Creating nested JSON structures in Pentaho Data Integration

  10 Aug 2014


Pentaho Data Integration features dedicated JSON Input and Output steps. The JSON Output step currently only supports the output of a flat structure. I submitted a Jira Improvements case, so if we are lucky, PDI will soon support this feature.

In the meantime however, the situation is not hopeless. PDI offers various scripting steps, at least one of which is interesting for our adventure: The Modified Java Script Value step. You can think of it as a server-side Javascript executor. So if you are a bit familiar with Javascript, this will be a piece of cake.

Imagine the output should look something like this:

{
	"configId": "2067bd4f-6cec-4d8e-b1a5-b99a07b1b268",
	"dbConnection": "SampleData",
	"dbSchema": "PUBLIC",
	"dbTable": "OFFICES",
	"metadata": [
		{
		"colIndex": 1,
		"colType": "String",
		"colName": "OFFICECODE",
		"isVisible": true,
		"isEditable": false,
		"isPrimaryKey": true
		},
		{
		"colIndex": 2,
		"colType": "String",
		"colName": "CITY",
		"isVisible": true,
		"isEditable": true,
		"isPrimaryKey": false
		},
		{
		"colIndex": 3,
		"colType": "String",
		"colName": "PHONE",
		"isVisible": true,
		"isEditable": true,
		"isPrimaryKey": false
		}
	]
}

This is basically the kind of configuration detail I want to save with my Sparkl project. PDI is ideal in this case, as I can run the logic on the server side.

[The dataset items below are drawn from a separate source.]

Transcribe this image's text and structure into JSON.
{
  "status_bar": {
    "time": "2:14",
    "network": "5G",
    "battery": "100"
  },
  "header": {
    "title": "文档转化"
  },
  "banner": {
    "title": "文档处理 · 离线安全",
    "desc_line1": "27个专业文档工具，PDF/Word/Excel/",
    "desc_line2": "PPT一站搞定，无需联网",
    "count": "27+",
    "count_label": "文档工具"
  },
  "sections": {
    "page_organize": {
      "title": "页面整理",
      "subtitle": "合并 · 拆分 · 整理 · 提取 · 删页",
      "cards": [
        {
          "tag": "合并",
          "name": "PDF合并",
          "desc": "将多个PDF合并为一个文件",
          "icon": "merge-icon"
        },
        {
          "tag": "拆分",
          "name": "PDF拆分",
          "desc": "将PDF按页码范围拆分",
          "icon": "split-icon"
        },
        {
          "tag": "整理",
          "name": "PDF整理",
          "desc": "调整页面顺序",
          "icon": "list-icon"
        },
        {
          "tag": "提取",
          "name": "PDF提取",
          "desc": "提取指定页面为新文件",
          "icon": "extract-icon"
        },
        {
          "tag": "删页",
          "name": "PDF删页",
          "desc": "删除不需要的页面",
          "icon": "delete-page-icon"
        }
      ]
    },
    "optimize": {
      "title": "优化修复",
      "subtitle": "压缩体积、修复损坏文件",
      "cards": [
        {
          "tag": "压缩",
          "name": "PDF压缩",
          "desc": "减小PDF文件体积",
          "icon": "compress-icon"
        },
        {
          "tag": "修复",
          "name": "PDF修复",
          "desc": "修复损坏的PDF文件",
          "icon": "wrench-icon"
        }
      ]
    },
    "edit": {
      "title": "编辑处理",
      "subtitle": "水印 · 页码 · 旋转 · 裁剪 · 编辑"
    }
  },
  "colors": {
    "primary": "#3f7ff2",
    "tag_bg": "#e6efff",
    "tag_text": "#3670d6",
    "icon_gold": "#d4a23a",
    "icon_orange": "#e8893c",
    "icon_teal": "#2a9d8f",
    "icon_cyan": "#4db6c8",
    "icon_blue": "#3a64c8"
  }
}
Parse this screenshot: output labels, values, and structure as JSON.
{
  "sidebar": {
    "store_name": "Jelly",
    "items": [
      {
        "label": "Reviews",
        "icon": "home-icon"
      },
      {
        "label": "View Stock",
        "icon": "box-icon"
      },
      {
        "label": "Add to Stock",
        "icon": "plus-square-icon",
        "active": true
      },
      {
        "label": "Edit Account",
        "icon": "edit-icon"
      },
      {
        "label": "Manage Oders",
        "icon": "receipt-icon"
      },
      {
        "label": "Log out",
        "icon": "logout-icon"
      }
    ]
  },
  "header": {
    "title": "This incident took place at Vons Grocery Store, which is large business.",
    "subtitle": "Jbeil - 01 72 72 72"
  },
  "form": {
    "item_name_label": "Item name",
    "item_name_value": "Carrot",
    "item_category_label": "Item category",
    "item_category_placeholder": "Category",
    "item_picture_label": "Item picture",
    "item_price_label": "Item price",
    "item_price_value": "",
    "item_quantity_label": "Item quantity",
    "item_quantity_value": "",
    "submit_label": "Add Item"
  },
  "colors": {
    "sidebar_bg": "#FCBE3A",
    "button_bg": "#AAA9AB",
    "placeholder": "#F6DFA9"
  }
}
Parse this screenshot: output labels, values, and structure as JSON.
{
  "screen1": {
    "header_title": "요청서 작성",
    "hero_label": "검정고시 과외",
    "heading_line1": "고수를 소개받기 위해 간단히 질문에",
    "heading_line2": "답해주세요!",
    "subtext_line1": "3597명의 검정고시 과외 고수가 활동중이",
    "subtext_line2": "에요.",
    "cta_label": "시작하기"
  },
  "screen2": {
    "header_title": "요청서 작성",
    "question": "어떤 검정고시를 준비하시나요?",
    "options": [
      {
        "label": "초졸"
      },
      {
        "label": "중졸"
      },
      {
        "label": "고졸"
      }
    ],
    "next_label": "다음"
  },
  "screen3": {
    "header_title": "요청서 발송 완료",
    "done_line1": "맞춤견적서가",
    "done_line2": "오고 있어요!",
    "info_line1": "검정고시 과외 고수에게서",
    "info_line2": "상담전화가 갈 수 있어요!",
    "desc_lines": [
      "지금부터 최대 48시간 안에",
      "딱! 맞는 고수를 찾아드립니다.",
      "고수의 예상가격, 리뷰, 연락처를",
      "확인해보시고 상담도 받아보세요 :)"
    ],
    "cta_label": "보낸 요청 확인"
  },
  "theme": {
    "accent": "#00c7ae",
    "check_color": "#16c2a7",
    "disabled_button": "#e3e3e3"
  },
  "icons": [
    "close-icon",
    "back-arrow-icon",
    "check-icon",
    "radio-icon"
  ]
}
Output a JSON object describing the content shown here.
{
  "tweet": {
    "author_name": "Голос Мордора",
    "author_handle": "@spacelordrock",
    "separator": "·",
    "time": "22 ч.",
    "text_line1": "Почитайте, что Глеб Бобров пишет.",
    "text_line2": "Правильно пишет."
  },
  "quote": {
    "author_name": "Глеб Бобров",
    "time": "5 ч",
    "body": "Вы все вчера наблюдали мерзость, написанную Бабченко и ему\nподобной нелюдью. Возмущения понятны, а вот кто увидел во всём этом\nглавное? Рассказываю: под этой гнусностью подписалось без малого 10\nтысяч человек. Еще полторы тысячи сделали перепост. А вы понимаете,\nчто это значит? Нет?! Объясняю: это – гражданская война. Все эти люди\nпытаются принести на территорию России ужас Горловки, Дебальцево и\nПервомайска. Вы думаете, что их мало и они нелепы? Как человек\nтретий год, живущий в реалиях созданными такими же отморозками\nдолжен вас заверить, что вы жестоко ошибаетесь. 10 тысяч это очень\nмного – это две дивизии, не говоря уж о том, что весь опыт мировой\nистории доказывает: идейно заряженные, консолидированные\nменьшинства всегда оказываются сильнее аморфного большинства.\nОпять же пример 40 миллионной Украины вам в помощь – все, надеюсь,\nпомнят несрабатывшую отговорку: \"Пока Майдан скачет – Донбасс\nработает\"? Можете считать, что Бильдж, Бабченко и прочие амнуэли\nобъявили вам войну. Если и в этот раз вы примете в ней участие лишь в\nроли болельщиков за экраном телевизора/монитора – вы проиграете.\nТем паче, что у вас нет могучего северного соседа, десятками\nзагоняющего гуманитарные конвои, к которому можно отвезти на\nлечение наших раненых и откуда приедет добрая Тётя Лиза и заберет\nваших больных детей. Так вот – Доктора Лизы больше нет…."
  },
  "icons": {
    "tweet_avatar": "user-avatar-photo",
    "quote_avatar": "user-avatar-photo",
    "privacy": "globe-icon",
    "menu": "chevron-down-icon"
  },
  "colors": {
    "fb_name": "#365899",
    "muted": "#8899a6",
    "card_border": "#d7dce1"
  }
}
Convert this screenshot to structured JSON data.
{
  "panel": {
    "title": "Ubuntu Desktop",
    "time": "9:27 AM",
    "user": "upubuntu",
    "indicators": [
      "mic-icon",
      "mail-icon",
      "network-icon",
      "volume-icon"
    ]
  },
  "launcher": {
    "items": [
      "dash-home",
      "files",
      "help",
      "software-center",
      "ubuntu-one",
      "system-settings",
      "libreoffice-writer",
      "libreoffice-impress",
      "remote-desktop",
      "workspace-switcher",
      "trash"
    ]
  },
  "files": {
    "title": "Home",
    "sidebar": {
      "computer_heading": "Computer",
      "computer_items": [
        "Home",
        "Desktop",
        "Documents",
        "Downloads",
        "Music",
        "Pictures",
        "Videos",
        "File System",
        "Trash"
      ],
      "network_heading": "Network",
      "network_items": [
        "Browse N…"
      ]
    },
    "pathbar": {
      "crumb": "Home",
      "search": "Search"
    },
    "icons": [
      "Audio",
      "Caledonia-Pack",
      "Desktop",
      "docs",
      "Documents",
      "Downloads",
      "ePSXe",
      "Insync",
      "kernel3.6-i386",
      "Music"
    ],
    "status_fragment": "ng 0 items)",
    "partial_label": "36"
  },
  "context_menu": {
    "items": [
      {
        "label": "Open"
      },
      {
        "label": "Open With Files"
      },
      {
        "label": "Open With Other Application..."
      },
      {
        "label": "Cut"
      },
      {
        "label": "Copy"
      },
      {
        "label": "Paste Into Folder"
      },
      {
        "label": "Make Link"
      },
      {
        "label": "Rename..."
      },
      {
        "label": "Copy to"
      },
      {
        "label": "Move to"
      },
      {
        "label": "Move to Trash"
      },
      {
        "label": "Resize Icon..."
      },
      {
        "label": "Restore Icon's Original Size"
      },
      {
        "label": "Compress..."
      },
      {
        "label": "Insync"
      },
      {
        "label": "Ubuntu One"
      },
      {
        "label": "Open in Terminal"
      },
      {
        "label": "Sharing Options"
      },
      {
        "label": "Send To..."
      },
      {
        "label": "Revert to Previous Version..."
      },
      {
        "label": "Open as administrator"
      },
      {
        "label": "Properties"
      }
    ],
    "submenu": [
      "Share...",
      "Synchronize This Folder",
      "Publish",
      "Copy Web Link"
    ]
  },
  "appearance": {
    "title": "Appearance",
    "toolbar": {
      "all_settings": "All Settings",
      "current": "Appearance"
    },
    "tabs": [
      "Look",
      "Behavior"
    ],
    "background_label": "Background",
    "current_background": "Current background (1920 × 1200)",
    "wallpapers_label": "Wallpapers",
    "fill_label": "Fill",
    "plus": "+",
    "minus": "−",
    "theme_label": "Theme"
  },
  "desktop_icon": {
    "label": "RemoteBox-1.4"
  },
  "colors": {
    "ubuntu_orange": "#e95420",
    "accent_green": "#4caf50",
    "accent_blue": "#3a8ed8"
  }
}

So imagine that our transformation receives following parameters and values:

Parameter Default Value
param_db_columns_is_editable firstname,lastname
param_db_columns_is_primary_key id
param_db_columns_is_visible id,firstname,lastname
param_db_columns_name id,firstname,lastname
param_db_columns_position 1,2,3
param_db_columns_type Integer,String,String
param_db_connection psqllocaltest
param_db_schema public
param_db_table employees

We source them in our tansformations using the Get Variables step:

Name Variable Type
dbConnection ${param_db_connection} String
dbTable ${param_db_table} String
dbSchema ${param_db_schema} String
dbColumnsName ${param_db_columns_name} String
dbColumnsType ${param_db_columns_type} String
dbColumnsPosition ${param_db_columns_position} String
dbColumnsIsVisible ${param_db_columns_is_visible} String
dbColumnsIsEditable ${param_db_columns_is_editable} String
dbColumnsIsPrimaryKey ${param_db_columns_is_primary_key} String

And then we can use a User Defined Java Expression step to create a UUID on the fly and finally the Modified Java Script Value to create the nested JSON structure:

function findInArray(myValue, myArray){
	var myResult='';
	if(myArray.indexOf(myValue) > -1){
		myResult = true;
	} else {
		myResult = false;
	}
	return myResult;
}

var json = {};

// connection details
json.configId = uuid;
json.dbConnection = dbConnection;
json.dbSchema = dbSchema;
json.dbTable = dbTable;
json.metadata = []; // create array to store column definition in it later on

// table metadata
var dbColumnsNameArray = dbColumnsName.split(',');
var dbColumnsTypeArray = dbColumnsType.split(',');
var dbColumnsPositionArray = dbColumnsPosition.split(',');
var dbColumnsIsVisibleArray = dbColumnsIsVisible.split(',');
var dbColumnsIsEditableArray = dbColumnsIsEditable.split(',');
var dbColumnsIsPrimaryKeyArray = dbColumnsIsPrimaryKey.split(',');


for(i=0; i<dbColumnsNameArray.length; i++){
	var colDetails = {};
	colDetails.colIndex = dbColumnsPositionArray[i];
	colDetails.colType = dbColumnsTypeArray[i];
	colDetails.colName = dbColumnsNameArray[i];
	colDetails.isVisible = findInArray(dbColumnsNameArray[i], dbColumnsIsVisibleArray);
	colDetails.isEditable = findInArray(dbColumnsNameArray[i], dbColumnsIsEditableArray);
	colDetails.isPrimaryKey = findInArray(dbColumnsNameArray[i], dbColumnsIsPrimaryKeyArray);
	// add to metadata array
	json.metadata.push(colDetails);
}

myDocFinal = JSON.stringify(json);

The first function just checks if a given array contains a value of another array. The important bits here are that we just create a basic object called json using var json = {};. Then we add the attributes using the dot notation, e.g. json.configId = uuid;. We also add an array called metadata: json.metadata = [];.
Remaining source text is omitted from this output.